Уплетая рыбу, он сказал себе: а теперь "Tu Quoque" и Оукшот. Представим человека, который везде побывал и от всего устал, который всю жизнь рыскал в поисках философии и своей женщины… Хм. Женщина умерла. Но ему-то, обошедшему весь Ближний Восток, выпала-таки встреча с племенем Друза-Бинависа. Они там кормили его на листе лотоса, вроде бы, но точно был какой-то лист, и знакомили со своей верой - сплошной пессимизм, просто экстремальный. Впрочем, слова искажают суть, ибо истина не может быть ни пессимистичной, ни оптимистичной, если вдуматься. Это пришло ему в голову после знакомства с молодым александрийцем, которое произошло в Париже. Этот малый довольно забавно лепетал по-французски, верил в экзотический и малопонятный гностицизм и при этом был представителем самой печальной профессии на земле - банкиром, и, разумеется, весьма деловым человеком. Между приступами язвы, которую этот богач предпочитал лечить в Париже, он жил в Александрии и пригласил туда Оукшота. Звали его Аккад.

- Космическое зло волнует меня гораздо больше, чем финансы.

Приглашение томного человека с огромными ланьими очами заинтересовало Оукшота (Сатклиффа). "А что дальше-то? Не знаю".

Он усердно пытался вообразить человека, ехавшего в ночном поезде и державшего сэндвич. На вокзале его встретит брат жены, врач; ему что-то известно о её смерти. Или туда примчится Трэш на белом спортивном автомобиле? "Робин, солнышко, я должна тебя увидеть - ради нее". Брюса он старательно изгонял из своих мыслей: больно уж нудный, на драматическую роль не тянет. Впрочем, человек он неплохой, хоть и банальный. Пиа любила его; и на нем есть немного ее пыльцы, отчего Сатклифф тоже питает к нему родственные чувства. Все равно Брюс - редкий зануда и не может ни на что вдохновить.

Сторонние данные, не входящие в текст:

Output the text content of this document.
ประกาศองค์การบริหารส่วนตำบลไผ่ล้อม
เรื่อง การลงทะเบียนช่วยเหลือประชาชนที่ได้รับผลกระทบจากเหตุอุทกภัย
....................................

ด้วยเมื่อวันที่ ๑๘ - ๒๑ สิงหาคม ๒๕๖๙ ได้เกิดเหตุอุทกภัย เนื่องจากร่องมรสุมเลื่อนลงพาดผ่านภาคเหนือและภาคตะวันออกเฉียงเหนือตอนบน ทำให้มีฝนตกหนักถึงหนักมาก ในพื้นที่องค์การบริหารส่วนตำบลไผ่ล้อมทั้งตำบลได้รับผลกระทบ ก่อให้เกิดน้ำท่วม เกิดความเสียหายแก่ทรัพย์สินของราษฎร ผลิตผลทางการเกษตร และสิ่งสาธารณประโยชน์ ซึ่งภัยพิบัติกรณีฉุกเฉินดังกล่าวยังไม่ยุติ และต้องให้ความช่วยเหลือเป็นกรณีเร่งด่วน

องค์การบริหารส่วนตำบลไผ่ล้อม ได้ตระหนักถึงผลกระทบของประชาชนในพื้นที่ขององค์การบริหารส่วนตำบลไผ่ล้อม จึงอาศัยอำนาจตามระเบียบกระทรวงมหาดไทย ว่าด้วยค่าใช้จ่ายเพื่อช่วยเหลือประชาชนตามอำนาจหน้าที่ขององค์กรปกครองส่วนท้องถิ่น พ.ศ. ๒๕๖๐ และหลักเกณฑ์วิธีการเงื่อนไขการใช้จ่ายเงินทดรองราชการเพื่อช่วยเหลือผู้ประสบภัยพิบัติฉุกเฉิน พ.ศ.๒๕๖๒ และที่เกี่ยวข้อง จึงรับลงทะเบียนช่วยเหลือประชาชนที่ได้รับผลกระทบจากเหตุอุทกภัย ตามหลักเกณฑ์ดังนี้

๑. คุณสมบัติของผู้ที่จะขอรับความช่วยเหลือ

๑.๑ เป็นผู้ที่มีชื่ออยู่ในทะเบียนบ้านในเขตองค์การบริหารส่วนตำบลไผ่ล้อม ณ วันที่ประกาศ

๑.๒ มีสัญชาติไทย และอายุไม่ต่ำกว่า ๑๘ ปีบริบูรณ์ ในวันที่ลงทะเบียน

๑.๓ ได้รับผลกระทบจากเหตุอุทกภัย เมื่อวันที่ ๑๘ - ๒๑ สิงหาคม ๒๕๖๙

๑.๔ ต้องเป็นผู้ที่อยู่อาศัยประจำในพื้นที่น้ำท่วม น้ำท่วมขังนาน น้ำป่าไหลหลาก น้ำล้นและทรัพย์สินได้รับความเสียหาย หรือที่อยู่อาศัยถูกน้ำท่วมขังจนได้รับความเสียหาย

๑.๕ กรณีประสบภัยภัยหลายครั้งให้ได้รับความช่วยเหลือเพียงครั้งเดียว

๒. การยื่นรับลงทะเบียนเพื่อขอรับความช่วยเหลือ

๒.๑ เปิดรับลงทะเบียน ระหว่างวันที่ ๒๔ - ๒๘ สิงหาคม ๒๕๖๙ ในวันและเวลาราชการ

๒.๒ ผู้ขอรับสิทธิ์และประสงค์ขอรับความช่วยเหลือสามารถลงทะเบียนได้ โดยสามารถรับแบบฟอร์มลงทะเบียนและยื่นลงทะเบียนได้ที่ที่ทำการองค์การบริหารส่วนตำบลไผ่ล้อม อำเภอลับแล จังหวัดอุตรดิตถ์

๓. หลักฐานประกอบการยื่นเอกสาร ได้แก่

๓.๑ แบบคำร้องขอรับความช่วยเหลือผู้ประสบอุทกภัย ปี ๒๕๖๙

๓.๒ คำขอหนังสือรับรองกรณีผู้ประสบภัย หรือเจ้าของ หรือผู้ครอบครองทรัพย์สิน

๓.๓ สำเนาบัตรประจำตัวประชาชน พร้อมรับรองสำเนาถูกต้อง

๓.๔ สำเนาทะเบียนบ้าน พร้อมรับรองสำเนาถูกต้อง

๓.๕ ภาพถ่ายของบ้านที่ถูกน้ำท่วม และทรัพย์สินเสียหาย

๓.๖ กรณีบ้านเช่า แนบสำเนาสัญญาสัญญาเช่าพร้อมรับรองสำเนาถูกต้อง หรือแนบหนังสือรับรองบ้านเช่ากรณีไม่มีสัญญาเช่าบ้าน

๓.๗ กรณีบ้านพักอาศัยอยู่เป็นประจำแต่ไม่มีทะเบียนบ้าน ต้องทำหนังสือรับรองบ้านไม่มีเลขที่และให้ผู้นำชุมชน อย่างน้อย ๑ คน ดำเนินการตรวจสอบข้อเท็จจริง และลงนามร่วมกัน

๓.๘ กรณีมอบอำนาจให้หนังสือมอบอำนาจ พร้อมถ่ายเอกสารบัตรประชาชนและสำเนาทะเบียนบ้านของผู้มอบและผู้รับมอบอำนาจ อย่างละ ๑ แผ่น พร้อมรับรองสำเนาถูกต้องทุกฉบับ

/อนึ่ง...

Аккад настаивал на том, что вселенная обрела свой печальный статус в результате какого-то космического ляпсуса - ерунда, учитывая колоссальные масштабы, а вот поди ж ты. Всего-то ничего, ну, неосторожное слово или секундная невнимательность - со стороны Бога - но отозвалось на всей хитро сплетенной паутине. Ошибка памяти, велосипедной цепи воспоминаний, и все сломалось, изменились понятия времени и места. Человеческий мир стал преддверием ада, населенным призраками, и вселенная вступила в войну со стоящим у кормила духом преступления, духом зла, рулевым, которого толкают к разрушению низшие демоны. Вот она, работа космического правосудия, одна ошибка - и разверзлась Преисподняя. Человек стал être-appareil, être-gnome. Он не смеет смотреть в лицо реальности. А гностики говорят, посмотри и заживешь другой жизнью. (Оукшот поддакнул по-филистерски и подумал, что за такие речи надо отрубать руки выше запястий). Оукшота глубоко задело это небольшое рассуждение, и ему показалось, будто оно имеет непосредственное отношение к его жизни и несчастному браку, который он носил в себе наподобие мертвого ребенка, погибшего в материнской утробе. Его манила другая жизнь; хотя новые верования не сулили счастья, нет, в них не было ничего радостного. Зато они обещали правду. Оукшот вздохнул и закурил трубку.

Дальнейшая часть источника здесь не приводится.